The critical role of time-dependent rheology for improved quality control of 3D printed cementitious structures

Abstract

3D printing of cementitious materials is gaining momentum as a method of construction across length scales, from patterned coatings to full-scale structures. The technology also enables cutting-edge research in hierarchical architectures and in carbon storage applications. Cement-based material printing faces challenges because colloidal flocculation and hydration reactions transition the material from a printable fluid to a solid over time. This drives continuous changes in material printability and can lead to unpredictable macroscopic properties. It is therefore critical to give manufacturers quality control metrics that will link their cement-based formulations to the macroscopic properties of the final printed products. Here, we report a first step to progress this with a small-scale cement paste extrusion printing study. We examine the cement paste rheological properties that link closely to flows experienced during printing, quantify the changes over time and show how these influence changes in extrusion pressure and filament cross-sectional morphology. We then use numerical simulations to help understand these experimentally observed changes. We observe a time when both the cement paste’s static yield stress and the extrusion pressure suddenly increase, coinciding with a change in filament morphology.

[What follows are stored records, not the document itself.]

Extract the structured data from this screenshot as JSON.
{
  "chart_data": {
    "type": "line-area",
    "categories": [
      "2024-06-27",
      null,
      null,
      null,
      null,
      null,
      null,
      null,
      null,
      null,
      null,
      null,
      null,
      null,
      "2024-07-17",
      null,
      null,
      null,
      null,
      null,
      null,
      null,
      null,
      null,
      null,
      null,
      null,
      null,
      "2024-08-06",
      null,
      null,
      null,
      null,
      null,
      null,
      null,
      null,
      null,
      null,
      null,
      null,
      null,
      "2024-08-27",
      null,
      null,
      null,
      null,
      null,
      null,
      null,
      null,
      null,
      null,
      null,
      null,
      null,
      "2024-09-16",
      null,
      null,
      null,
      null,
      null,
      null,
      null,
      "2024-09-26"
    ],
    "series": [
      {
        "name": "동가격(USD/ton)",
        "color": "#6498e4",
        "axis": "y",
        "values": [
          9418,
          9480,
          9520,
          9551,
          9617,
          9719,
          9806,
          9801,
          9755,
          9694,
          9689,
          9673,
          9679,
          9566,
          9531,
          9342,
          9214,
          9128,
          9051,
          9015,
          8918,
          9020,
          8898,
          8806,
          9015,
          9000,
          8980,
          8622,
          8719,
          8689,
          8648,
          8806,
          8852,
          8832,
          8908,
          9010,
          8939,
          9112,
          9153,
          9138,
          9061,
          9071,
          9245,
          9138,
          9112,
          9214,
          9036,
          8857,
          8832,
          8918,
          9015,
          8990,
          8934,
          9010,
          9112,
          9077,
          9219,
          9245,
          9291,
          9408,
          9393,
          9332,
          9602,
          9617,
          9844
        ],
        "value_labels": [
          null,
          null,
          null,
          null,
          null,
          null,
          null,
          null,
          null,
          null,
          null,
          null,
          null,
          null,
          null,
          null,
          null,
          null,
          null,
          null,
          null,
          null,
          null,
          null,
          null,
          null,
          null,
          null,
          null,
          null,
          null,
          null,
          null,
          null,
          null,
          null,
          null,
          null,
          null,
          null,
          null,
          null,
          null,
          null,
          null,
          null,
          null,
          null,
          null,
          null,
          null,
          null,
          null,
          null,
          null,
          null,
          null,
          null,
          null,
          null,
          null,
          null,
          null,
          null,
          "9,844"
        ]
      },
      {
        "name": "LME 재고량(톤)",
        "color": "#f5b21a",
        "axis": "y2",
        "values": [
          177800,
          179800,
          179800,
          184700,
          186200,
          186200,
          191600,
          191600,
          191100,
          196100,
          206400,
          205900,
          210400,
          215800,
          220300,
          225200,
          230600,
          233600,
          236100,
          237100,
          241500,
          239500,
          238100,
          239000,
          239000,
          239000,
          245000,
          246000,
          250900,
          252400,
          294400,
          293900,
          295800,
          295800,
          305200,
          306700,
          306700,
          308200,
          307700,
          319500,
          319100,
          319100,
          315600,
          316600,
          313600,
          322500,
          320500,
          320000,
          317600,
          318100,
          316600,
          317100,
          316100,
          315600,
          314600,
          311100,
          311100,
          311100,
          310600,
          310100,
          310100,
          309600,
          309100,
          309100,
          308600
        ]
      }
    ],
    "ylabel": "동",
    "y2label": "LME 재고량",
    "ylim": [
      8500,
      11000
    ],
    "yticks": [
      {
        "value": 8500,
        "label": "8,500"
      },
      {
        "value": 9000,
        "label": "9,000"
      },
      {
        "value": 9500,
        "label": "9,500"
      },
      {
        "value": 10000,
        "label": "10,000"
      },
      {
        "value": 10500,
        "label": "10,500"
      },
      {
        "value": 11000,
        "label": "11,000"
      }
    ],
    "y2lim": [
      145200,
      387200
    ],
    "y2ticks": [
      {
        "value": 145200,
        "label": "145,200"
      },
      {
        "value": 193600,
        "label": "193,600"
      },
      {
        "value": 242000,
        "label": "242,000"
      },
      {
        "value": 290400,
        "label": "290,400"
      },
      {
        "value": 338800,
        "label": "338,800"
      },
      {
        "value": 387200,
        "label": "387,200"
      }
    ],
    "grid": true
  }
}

Importantly, this change in printing behaviour occurs at approximately half the Open Time, the conventionally defined metric for printability and we observe a 29 % reduction in the interlayer contact area between filaments, which can increase macroporosity and drive down load-bearing capacity. This allows us to define ‘print quality assurance time’, a metric that takes into account the dynamic nature of cementitious materials to ensure predictable mesostructures and in turn controlled macroscopic properties.